Nicht wenige fürchten gegenwärtig: »Das kann nicht gutgehen mit so vielen Nationen in einem Land.«

Deutschland liegt in der Mitte Europas, im Schnittpunkt vieler Völkerwanderungen. Auf dem heutigen Territorium der Bundesrepublik leben die Nachkommen von Menschen, die hier auf ihrer Wanderschaft haltmachten, sich festsetzten, vor dem Weiterwandern, dem Auswandern zurückscheuten. Zu einer »Nation« wurde diese Mischbevölkerung erst allmählich zwischen Mittelalter und Neuzeit. Der Dreißigjährige Krieg führte im 17. Jahrhundert zu einer Entvölkerung des Gebiets; neue Einwanderungen waren die Folge. Im 19. Jahrhundert kam es zu einer Massen-Auswanderung in die europäischen Kolonien, vor allem in die »Neue Welt«, die heutigen USA, deren Bevölkerung sich ja (nach der Zurückdrängung und Ausrottung der indianischen Urbevölkerung) aus Kindeskindern von Einwanderern aus verschiedenen europäischen Ländern und von zwangsweise eingeführten afrikanischen Sklaven zusammensetzt.

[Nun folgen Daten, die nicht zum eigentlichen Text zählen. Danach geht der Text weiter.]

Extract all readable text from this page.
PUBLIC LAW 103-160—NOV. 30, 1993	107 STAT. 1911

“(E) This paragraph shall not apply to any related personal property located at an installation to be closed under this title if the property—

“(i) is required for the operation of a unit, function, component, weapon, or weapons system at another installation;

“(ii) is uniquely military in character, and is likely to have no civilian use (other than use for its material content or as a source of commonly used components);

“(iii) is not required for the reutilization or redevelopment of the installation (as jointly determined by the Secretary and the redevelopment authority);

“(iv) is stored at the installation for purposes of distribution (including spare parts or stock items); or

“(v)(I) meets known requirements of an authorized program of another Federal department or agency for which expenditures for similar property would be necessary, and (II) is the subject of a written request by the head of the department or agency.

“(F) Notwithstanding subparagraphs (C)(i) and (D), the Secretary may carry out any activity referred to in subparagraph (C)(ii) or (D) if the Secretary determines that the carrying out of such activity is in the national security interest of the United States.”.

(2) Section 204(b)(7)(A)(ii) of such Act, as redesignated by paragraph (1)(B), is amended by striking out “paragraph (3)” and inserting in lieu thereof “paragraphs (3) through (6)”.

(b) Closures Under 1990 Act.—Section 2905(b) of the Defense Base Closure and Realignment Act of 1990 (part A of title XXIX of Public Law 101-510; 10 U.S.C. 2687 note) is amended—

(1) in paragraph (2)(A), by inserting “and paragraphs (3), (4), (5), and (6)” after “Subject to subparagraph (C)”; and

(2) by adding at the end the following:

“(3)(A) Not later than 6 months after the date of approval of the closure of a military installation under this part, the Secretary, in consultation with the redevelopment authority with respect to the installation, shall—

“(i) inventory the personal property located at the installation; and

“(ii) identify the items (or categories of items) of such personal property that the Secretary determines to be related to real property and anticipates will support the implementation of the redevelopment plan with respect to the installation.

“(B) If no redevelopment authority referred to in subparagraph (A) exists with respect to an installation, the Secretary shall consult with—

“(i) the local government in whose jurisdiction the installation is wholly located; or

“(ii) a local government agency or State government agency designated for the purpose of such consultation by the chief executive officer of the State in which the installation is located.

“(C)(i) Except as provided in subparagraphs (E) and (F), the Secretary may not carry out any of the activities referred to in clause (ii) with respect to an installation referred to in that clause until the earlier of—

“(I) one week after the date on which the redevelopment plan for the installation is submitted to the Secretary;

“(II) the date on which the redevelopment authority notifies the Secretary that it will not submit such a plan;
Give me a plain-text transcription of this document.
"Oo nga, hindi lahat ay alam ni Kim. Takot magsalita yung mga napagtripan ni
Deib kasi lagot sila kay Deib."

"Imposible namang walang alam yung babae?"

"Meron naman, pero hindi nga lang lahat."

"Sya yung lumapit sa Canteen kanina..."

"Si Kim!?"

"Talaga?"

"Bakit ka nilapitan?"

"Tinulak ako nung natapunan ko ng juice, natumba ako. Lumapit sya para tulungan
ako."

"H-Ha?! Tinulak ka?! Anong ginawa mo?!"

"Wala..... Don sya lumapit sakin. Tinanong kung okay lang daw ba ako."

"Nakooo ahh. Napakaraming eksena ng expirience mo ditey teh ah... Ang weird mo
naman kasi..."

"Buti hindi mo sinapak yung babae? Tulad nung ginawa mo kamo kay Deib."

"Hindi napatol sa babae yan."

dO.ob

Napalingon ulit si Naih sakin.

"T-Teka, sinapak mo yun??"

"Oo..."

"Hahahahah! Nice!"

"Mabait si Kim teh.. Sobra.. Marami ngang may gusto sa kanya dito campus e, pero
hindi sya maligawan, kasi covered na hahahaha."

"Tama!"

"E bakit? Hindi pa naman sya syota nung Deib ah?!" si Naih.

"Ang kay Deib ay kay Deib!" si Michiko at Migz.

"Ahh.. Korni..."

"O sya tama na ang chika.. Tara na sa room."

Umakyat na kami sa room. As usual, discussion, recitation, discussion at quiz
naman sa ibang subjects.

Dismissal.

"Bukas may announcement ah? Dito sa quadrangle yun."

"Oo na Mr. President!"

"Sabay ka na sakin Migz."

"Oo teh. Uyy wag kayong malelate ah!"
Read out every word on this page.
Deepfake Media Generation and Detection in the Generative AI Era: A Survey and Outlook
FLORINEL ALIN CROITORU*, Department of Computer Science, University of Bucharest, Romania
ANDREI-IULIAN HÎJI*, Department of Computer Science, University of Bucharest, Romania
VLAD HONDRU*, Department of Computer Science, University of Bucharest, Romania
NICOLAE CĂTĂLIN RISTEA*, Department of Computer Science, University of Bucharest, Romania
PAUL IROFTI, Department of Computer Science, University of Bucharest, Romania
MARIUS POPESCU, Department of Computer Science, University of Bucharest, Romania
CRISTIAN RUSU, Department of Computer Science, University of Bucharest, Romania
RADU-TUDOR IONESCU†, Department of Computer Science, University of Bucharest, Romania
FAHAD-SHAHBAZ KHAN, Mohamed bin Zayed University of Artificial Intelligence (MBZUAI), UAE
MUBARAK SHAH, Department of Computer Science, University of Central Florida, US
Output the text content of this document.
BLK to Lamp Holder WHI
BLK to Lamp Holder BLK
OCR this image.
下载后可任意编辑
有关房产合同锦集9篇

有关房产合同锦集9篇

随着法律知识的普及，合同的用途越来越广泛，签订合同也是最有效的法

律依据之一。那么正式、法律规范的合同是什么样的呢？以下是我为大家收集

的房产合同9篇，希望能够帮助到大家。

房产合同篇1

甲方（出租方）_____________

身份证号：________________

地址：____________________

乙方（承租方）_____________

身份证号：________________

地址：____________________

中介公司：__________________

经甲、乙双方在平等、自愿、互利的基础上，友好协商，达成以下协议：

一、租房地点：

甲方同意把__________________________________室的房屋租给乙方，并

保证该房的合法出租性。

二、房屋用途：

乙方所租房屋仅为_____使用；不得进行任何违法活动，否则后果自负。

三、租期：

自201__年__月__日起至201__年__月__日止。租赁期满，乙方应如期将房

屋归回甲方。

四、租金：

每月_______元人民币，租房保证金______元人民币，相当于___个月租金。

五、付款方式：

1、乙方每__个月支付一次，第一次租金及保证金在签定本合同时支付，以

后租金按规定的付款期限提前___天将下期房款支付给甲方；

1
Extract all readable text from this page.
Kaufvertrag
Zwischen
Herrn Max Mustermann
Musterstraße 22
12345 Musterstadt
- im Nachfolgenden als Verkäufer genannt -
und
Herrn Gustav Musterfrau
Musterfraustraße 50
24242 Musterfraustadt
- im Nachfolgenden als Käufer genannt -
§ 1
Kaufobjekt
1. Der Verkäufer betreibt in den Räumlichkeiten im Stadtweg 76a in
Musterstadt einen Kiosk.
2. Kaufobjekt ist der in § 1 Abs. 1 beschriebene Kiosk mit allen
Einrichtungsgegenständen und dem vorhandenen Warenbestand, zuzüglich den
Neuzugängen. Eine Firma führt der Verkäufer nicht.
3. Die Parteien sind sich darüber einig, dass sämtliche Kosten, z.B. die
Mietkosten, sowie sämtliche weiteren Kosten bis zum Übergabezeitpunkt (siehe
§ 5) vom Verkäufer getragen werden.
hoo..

»Staaten« überspannen in der Regel ethnisch »gemischte« Populationen, seltener relativ homogene. Während des Zweiten Weltkriegs wurden Millionen Zwangsarbeiter aus ganz Europa gewaltsam nach Deutschland deportiert. Und nach 1945 wurden viele Millionen Vertriebene, Flüchtlinge und Einwanderer aus Osteuropa in die durch den Krieg dezimierte deutsche Bevölkerung aufgenommen, noch ehe der Import von »Gastarbeitern« begann. Für die nächsten Jahrzehnte schätzen Bevölkerungswissenschaftler und Ökonomen den Bedarf an Zuwanderern auf jährlich Hunderttausende oder gar Millionen von Menschen. Ohne sie läßt sich, weil die deutsche »Stammbevölkerung« altert, weder das derzeitige Produktionsniveau noch das soziale Sicherungssystem aufrechterhalten. Es wird also Zeit, sich mit dem Gedanken vertraut zu machen, daß in absehbarer Zeit ein großer Teil unserer Bevölkerung von nichtdeutschen Eltern abstammen wird. Davor muß man sich nicht fürchten, zeigt doch die Nachkriegsgeschichte Westdeutschlands, daß viele Millionen von Einwanderern reibungslos »integriert« werden können, sofern die Wirtschaft wächst und der Lebensstandard steigt.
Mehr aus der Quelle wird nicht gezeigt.